Of course, finding our own negative universe and feeding all the decayed matter into it should release enough energy to get us going for another trillion years…
How far out is the universe? Maybe we should go beyond it.
See Heinlein’s “Let There be Light”.
No problem.
Realize that in the end no matter what you do we are doomed. We might be able to extend life past some point with clever means but sooner or later nothing will work and life is done for.
Realize that all the energy/matter (interchangeable) currently in the universe will still be in it 10[sup]99[/sup] years from now. As I understand it however all of that energy will no longer be in a useable form.
In short, entropy always increases (at least in teh grand scheme of things). You are fighting a battle that can’t be won no matter what you do. The only hope for ultimate survival would require finding other universes and a way to get to them to escape ours.
Of course maybe the ‘Brane Universe’ ( http://www.space.com/scienceastronomy/astronomy/bigbang_alternative_010413-1.html ) idea will work out to be true and our universe may manage to recycle itself. I’m not sure, however, if anything could expect to survive that even if it managed to live long enough to see it occur.
I tend to put my hopes on one thing eburacum45 said.
Perhaps we will find a way to tap into the dark energy that is accelerating the universe apart. We kill two birds with one stone, keep the universe from falling apart, while getting usable energy.
*Originally posted by rjk *
**See Heinlein’s “Let There be Light”.No problem.
**
And Pohl’s The Heechee Saga. Probably not as good as Let There be Light (I love Heinlein) but they have a method of living past the end of the universe in there. It might not be until the 2nd book though, but Gateway is a great story anyway: one of my faves.
Oh God! I used to have dreams about being dead “oh God, I’m rotting!”…now I worrry about my protons decaying!

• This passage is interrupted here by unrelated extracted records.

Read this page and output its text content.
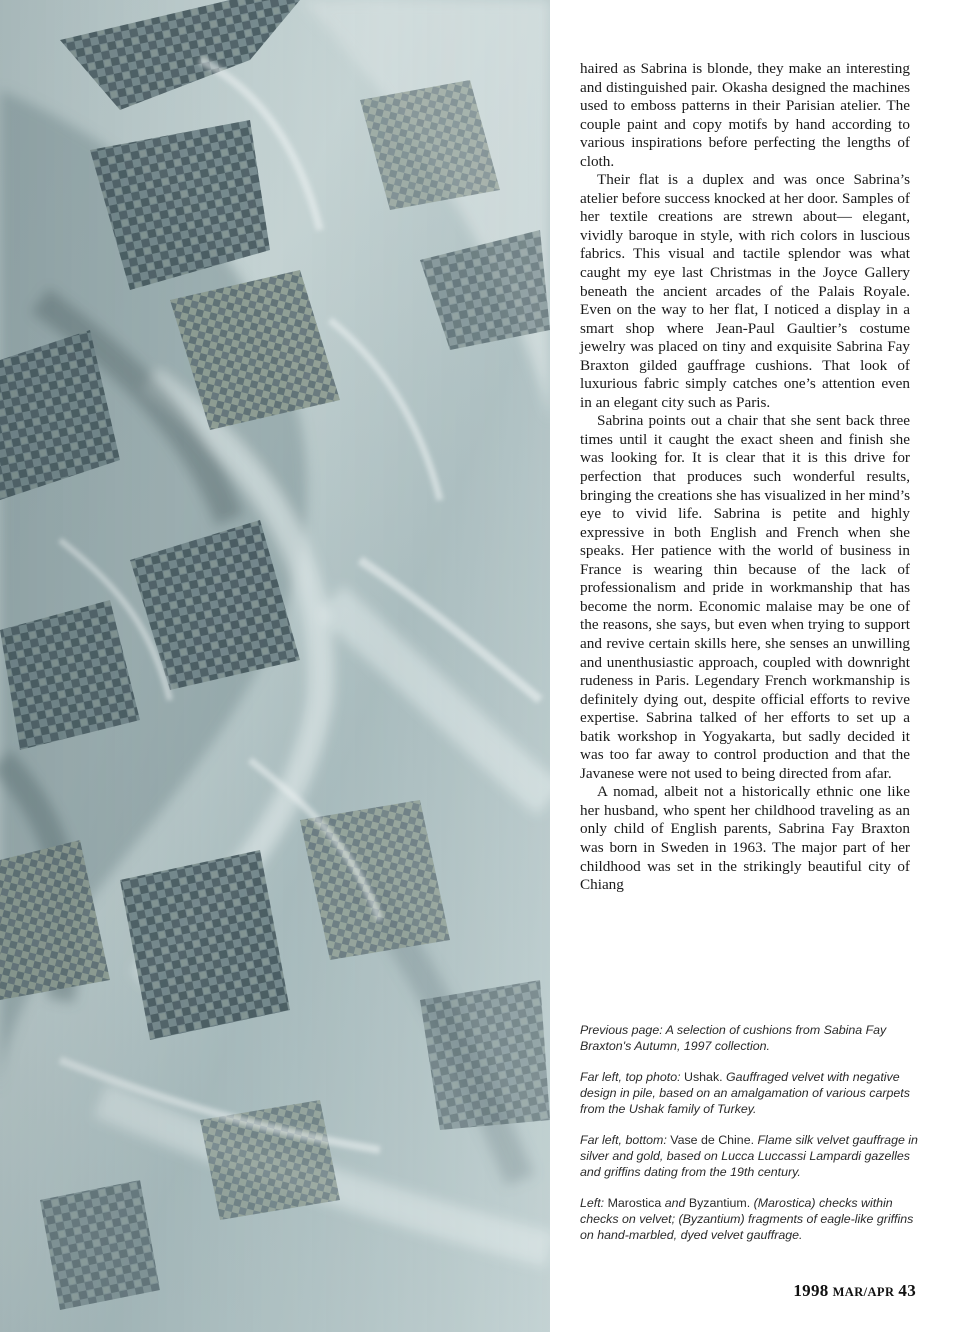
haired as Sabrina is blonde, they make an interesting and distinguished pair. Okasha designed the machines used to emboss patterns in their Parisian atelier. The couple paint and copy motifs by hand according to various inspirations before perfecting the lengths of cloth.

Their flat is a duplex and was once Sabrina’s atelier before success knocked at her door. Samples of her textile creations are strewn about— elegant, vividly baroque in style, with rich colors in luscious fabrics. This visual and tactile splendor was what caught my eye last Christmas in the Joyce Gallery beneath the ancient arcades of the Palais Royale. Even on the way to her flat, I noticed a display in a smart shop where Jean-Paul Gaultier’s costume jewelry was placed on tiny and exquisite Sabrina Fay Braxton gilded gauffrage cushions. That look of luxurious fabric simply catches one’s attention even in an elegant city such as Paris.

Sabrina points out a chair that she sent back three times until it caught the exact sheen and finish she was looking for. It is clear that it is this drive for perfection that produces such wonderful results, bringing the creations she has visualized in her mind’s eye to vivid life. Sabrina is petite and highly expressive in both English and French when she speaks. Her patience with the world of business in France is wearing thin because of the lack of professionalism and pride in workmanship that has become the norm. Economic malaise may be one of the reasons, she says, but even when trying to support and revive certain skills here, she senses an unwilling and unenthusiastic approach, coupled with downright rudeness in Paris. Legendary French workmanship is definitely dying out, despite official efforts to revive expertise. Sabrina talked of her efforts to set up a batik workshop in Yogyakarta, but sadly decided it was too far away to control production and that the Javanese were not used to being directed from afar.

A nomad, albeit not a historically ethnic one like her husband, who spent her childhood traveling as an only child of English parents, Sabrina Fay Braxton was born in Sweden in 1963. The major part of her childhood was set in the strikingly beautiful city of Chiang

Previous page: A selection of cushions from Sabina Fay Braxton's Autumn, 1997 collection.

Far left, top photo: Ushak. Gauffraged velvet with negative design in pile, based on an amalgamation of various carpets from the Ushak family of Turkey.

Far left, bottom: Vase de Chine. Flame silk velvet gauffrage in silver and gold, based on Lucca Luccassi Lampardi gazelles and griffins dating from the 19th century.

Left: Marostica and Byzantium. (Marostica) checks within checks on velvet; (Byzantium) fragments of eagle-like griffins on hand-marbled, dyed velvet gauffrage.

1998 MAR/APR 43
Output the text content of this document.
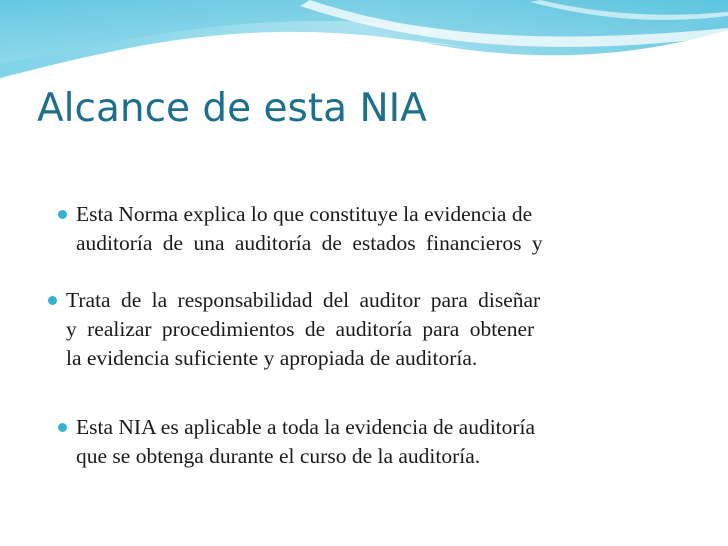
Alcance de esta NIA
Esta Norma explica lo que constituye la evidencia de
auditoría de una auditoría de estados financieros y
Trata de la responsabilidad del auditor para diseñar
y realizar procedimientos de auditoría para obtener
la evidencia suficiente y apropiada de auditoría.
Esta NIA es aplicable a toda la evidencia de auditoría
que se obtenga durante el curso de la auditoría.
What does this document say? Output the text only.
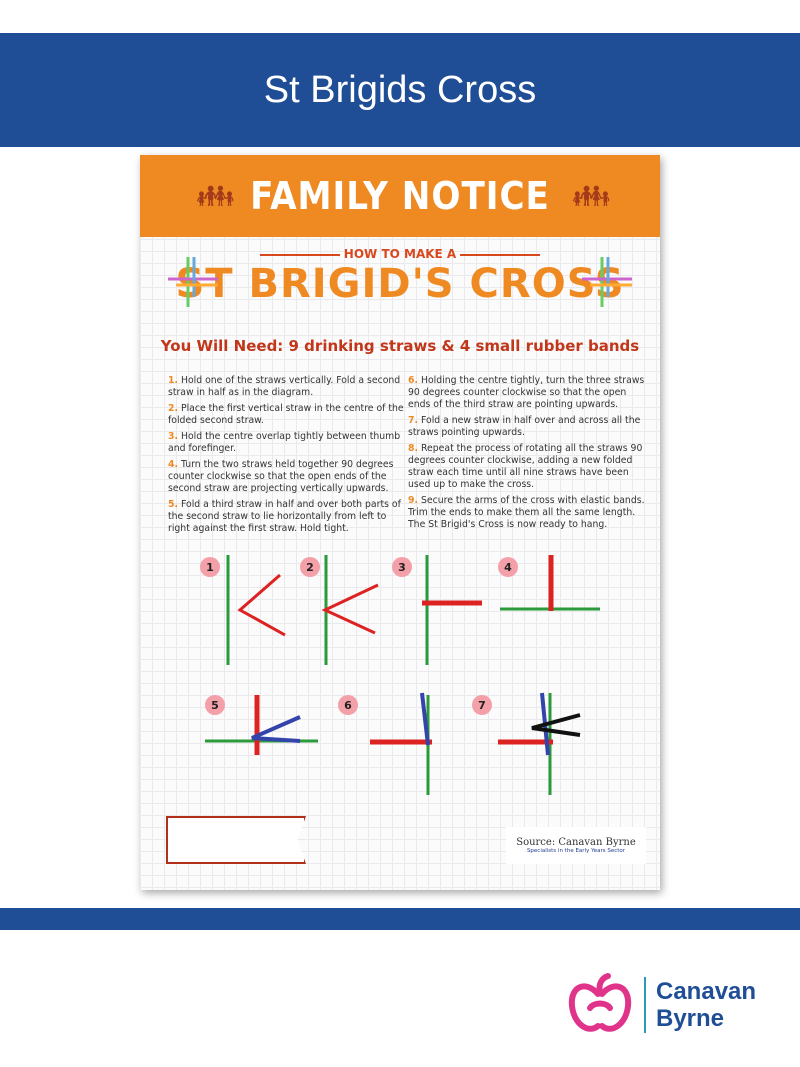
St Brigids Cross
👪︎ FAMILY NOTICE 👪︎
HOW TO MAKE A
ST BRIGID'S CROSS
You Will Need: 9 drinking straws & 4 small rubber bands

1. Hold one of the straws vertically. Fold a second straw in half as in the diagram.

2. Place the first vertical straw in the centre of the folded second straw.

3. Hold the centre overlap tightly between thumb and forefinger.

4. Turn the two straws held together 90 degrees counter clockwise so that the open ends of the second straw are projecting vertically upwards.

5. Fold a third straw in half and over both parts of the second straw to lie horizontally from left to right against the first straw. Hold tight.

6. Holding the centre tightly, turn the three straws 90 degrees counter clockwise so that the open ends of the third straw are pointing upwards.

7. Fold a new straw in half over and across all the straws pointing upwards.

8. Repeat the process of rotating all the straws 90 degrees counter clockwise, adding a new folded straw each time until all nine straws have been used up to make the cross.

9. Secure the arms of the cross with elastic bands. Trim the ends to make them all the same length. The St Brigid's Cross is now ready to hang.

1	2	3	4
5	6	7
Source: Canavan Byrne
Specialists in the Early Years Sector
Canavan
Byrne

Foryouphysicists…has a proton decay event ever been observed? Or is it just a theoretical idea?
It’s just theoretical right now. And it’s not even an “almost certain” theoretical that we just haven’t gotten around to observing yet. It’s a maybe.
Could’nt we all just seal ouselves into individual boxes and shoot them off into space? Maybe take a rotisserie chicken, some mayo and a French stick for something to munch on.
This thread makes my brain hurt, but I like it. Everytime I read about the end of the universe and things happening 10^22 or more years from now I get a wierd feeling in my stomach but I can’t stop reading.
In order to stay on topic, I have a question for those smarter than I. If we live in an ever expanding universe, after a period of infinite time (work with me here), wouldn’t everything (galaxies, planets, stars, atoms) be infinitely distant from every other object in the universe? What happens then?
i doubt i’m any smarter than you are, but i’ll answer anyway.
“after a period of infinite time” equals “it takes an infinite number of years”, which in turn equals “this point in time is never going to occur”. so, at no point in the history of the universe will two objects be infinitely distant from each other.